It was John Wesley who said “God does nothing on earth save in response to believing prayer”. Think about that sentence for the moment. Read it again. Consider the implications. “God does nothing on earth save in response to believing prayer”.
The first question which this statement raises is “Is that true?”. There is a remarkable passage in Ezekiel in which God indicates that the only reason He destroyed Israel is because He could find no-one to “stand in the gap” for Israel (Ezekiel 22:30-31). When God told Elijah that He was about to end the three-year drought, Elijah had to pray seven times before the rain came, even though God had told him His plan (1 Kings 18).

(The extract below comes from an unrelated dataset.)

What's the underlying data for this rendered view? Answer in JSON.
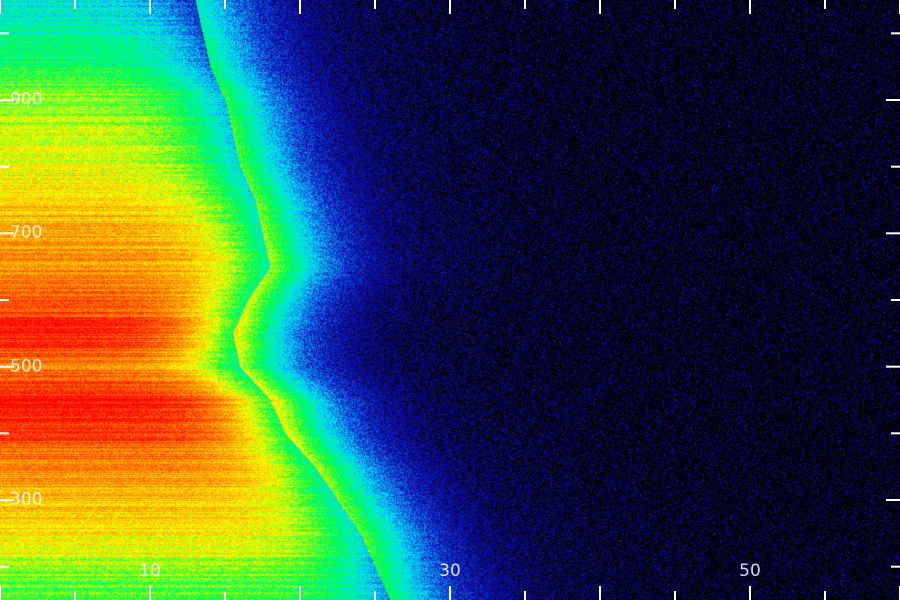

Daniel prayed for Israel’s release from captivity, and was met by the angel Gabriel, who indicated that he had been dispatched immediately Daniel began praying. It took him 21 days to penetrate the heavenly warfare and reach Daniel. On arrival, he informed Daniel that he had “come in response to your words.”
Such passages are only the tip of the iceberg which shows how much God acts in response to prayer. And they pose the question back to us, “How many promises of God have gone unfulfilled because of my failure to pray?
Bounds said “God shapes the world by prayer. The more praying there is
in the world the better the world will be, the mightier the forces against
evil.... The prayers of God's saints are the capital stock of heaven by
which God carries on His great work upon earth. God conditions the very
life and prosperity of His cause on prayer.”
I feel uncomfortable with Wesley’s remarks, partly because it places a much greater responsibility upon me to do the work of God. If God does all without me (and He certainly could), then it matters less whether I am obedient or not. But if the eternal destiny, if the depth of struggle of another, if the unfolding of God’s plan depends upon my involvement through prayer, then my failure to pray shapes the world (at the very least somebody’s world).
And this calls into question what we mean by prayer, and what it is to pray. Clearly it is to be part of unfolding God’s purposes on earth. I would suggest that it is time to put the meeting back into prayer meeting! Prayer as meeting with God, prayer as meeting the purposes of God, prayer as an encounter.
But let’s leave that thought for another time. How goes your part in unfolding God’s plans and purposes?